A couple of months ago, I was participating in an online version of a college bull-session, when I was referred to two different books about the study of infinity throughout the ages: The Infinite Book: A Short Guide to the Boundless, Timeless and Endless by John D. Barrow and A Brief History of Infinity: The Quest to Think the Unthinkable by Brian Clegg. I found both books fascinating, and both mentioned an early Renaissance thinker I hadn’t known about, known to Latin-friendly English-speakers as Nicholas of Cusa.

This thinker, in a philosophical work finished in 1440, called On Learned Ignorance, talked about the equivalence of an infinite straight line and an infinite circle. He also equated a triangle having an infinite base with a straight line, and did a number of other neat geometrical tricks, all in the name of thinking about God. An article I found online, called Nicholas of Cusa and the Infinite by Thomas J. McFarlane, summarizes his views on infinity along with the history of the study of the infinite before and since.

In short, I think that Nicholas of Cusa would like my idea. On Learned Ignorance has a very Zen feel to it – the reader is asked to embrace contradictory ideas, and ideas that on their own don’t seem to make sense. But, instead of a Zen Koan to shock the mind out of logical thinking, Nicholas invokes the idea of infinity to make the impossible seem possible, and the absurd seem plausible. The idea that a triangle with an infinite base is a line, for example, is used as an illustration of the Trinity – how three persons could equal one God.

Given these Zen-like goals, what could be more opposite than positive and negative infinity? This is the coincidence of opposites carried to its logical extreme. I couldn’t find any reference to a number line in On Learned Ignorance, but this isn’t too surprising, since René Descartes, of Cartesian Coordinate fame, wasn’t even born for another 150 years.
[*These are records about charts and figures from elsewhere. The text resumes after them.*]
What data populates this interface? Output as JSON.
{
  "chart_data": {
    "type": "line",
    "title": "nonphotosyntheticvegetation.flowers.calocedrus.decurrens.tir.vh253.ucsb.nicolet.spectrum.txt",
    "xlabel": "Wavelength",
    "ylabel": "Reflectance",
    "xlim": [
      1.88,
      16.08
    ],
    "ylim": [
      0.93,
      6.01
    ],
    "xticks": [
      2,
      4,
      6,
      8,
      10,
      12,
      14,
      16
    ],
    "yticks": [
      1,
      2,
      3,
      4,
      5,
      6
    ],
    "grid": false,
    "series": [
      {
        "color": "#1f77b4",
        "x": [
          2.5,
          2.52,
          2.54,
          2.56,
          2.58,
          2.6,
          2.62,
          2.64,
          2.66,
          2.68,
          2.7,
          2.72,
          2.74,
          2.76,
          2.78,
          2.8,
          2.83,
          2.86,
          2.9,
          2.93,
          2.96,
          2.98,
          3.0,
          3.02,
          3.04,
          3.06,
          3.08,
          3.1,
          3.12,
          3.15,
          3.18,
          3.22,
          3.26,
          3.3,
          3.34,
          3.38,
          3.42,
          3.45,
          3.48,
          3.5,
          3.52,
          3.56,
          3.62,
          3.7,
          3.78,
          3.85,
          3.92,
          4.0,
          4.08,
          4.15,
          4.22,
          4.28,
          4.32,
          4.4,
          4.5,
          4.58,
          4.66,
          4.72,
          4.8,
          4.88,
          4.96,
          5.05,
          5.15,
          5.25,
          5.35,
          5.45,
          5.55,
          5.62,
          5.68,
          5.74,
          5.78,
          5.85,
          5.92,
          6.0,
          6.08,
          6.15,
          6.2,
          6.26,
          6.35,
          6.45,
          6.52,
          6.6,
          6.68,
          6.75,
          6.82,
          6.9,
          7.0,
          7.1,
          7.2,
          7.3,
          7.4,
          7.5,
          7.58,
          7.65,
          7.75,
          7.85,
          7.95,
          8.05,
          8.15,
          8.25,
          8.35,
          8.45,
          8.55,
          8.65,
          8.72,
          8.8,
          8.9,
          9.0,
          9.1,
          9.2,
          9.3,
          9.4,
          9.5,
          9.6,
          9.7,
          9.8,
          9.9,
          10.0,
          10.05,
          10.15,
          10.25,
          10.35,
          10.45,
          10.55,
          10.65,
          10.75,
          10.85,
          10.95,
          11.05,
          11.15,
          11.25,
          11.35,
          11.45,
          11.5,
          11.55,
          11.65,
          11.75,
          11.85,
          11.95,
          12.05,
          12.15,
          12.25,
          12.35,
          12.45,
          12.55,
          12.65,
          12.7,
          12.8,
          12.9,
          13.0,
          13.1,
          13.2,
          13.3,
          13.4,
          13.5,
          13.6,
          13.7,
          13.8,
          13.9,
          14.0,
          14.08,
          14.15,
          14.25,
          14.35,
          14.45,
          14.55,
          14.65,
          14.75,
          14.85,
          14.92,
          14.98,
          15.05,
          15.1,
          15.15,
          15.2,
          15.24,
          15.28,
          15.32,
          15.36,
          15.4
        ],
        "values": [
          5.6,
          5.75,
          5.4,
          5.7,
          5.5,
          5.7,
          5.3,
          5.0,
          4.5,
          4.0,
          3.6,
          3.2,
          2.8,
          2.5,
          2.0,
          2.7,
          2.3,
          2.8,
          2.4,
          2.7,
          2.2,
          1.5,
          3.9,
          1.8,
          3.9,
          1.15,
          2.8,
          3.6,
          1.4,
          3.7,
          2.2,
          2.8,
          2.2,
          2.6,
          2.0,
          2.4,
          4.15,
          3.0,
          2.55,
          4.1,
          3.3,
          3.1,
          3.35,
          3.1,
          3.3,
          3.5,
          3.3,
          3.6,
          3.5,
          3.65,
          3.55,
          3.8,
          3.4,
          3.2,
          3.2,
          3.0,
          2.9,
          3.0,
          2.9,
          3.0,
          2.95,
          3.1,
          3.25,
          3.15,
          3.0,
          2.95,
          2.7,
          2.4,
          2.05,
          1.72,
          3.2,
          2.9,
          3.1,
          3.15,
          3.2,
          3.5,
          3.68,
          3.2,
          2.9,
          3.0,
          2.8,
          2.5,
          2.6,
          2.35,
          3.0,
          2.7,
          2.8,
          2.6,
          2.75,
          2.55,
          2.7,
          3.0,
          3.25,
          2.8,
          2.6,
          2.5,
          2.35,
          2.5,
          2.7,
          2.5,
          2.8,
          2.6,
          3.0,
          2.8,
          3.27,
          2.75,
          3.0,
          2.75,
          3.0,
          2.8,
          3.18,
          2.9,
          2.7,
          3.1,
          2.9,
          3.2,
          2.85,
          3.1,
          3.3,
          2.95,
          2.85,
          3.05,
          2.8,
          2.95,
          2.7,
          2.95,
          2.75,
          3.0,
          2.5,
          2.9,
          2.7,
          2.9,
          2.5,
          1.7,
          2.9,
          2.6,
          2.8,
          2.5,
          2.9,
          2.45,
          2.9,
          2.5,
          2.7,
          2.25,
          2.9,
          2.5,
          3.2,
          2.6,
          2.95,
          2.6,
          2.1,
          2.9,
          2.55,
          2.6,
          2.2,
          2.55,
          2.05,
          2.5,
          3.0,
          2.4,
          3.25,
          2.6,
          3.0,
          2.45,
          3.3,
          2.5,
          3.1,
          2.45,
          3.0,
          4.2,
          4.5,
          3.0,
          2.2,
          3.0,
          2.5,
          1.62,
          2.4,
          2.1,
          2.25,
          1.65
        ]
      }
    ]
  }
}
The reason I’m writing this, though, is not to assert that Nicholas of Cusa would like my argument, but to demonstrate that there’s a precedent for thinking of an infinite circle being equivalent to a straight line. I’ve looked at numerous references to this, from works cited above to little, one-paragraph “Doesn’t this just blow your mind?” blurbs, and I haven’t seen any mention of it being contradicted or refuted since it was written. Now, mathematics has progressed quite a bit in the last 570-odd years, so I can’t say that On Learned Ignorance validates my idea. But at least I have a philosopher, still known and respected, who wrote about a major basis for my idea.

Maybe having a real philosopher to reference will interest someone in commenting on the idea. I still haven’t found anyone to give an opinion about whether the idea is valid or not. Maybe the name of Nicholas of Cusa will stimulate discussion that so far has gone unstimulated. Can the infinite, properly analyzed, be equated with its own opposite?

Part of the explanation was that I was intentionally playing dumb. Those financial matters, who got paid what, were clearly none of her business. And it’s not as if she can exactly keep a secret. She may be getting older and more mature, but my favorite little girl in the world still lets pretty much everything that goes into her ear come back out of her mouth. You can’t set your watch by it, but you can essentially count on it coming out eventually. So, anything I want kept from the world at large has to be kept from her, too.

On the other hand, I really was having trouble understanding the question, and that played an equally strong role in why I wasn’t answering it. I think she was after something like salary independent of expenses, but the way to express that in the language of a seven-year-old is elusive, and I just wasn’t getting it. But, rather than blame the limitations of the linguistic tools at her disposal, she blamed the man trying to listen.

“A stupid daddy, even dumber than you, would get it!” she declared.

“Does that mean I’m even dumber than a guy who’s dumber than me?”

“YES!”

Now, normally, I’d believe I’d caught her in a contradiction, but this is a girl who’s been wrestling with the idea of the infinite for some time. For any finite level of stupidity, it’s not possible for me to be dumber than a daddy who’s dumber than I am. But, for the infinitely stupid, such a thing is possible.

This may also be one of those times when intuition trumps logic. Even in the real world, it’s possible for the “dumber” of two people, whose intelligence is measured by any criteria you please, to understand something that the “smarter” one fails to grasp. The old Far Side cartoon comes to mind, with a student pushing with all his might on the front door of a school for the gifted. On the door is a sign that says “Pull”.

But that’s really just a matter of two different criteria for intelligence being used. The apparent contradiction isn’t real. But it also somehow makes intuitive sense to say that that someone is so dumb that, not only is it impossible for anyone else to be dumber, it’s even impossible for someone else who is dumber to be dumber – or even quite that dumb. Again, it doesn’t make sense logically at all, so you have to banish logic from your intuition for it to make sense. Really, it’s just a long way of saying someone is impossibly dumb.

So, I think that’s what was going on. She invoked infinite regression to declare that I’m impossibly dumb.

Well, I’ve been called worse.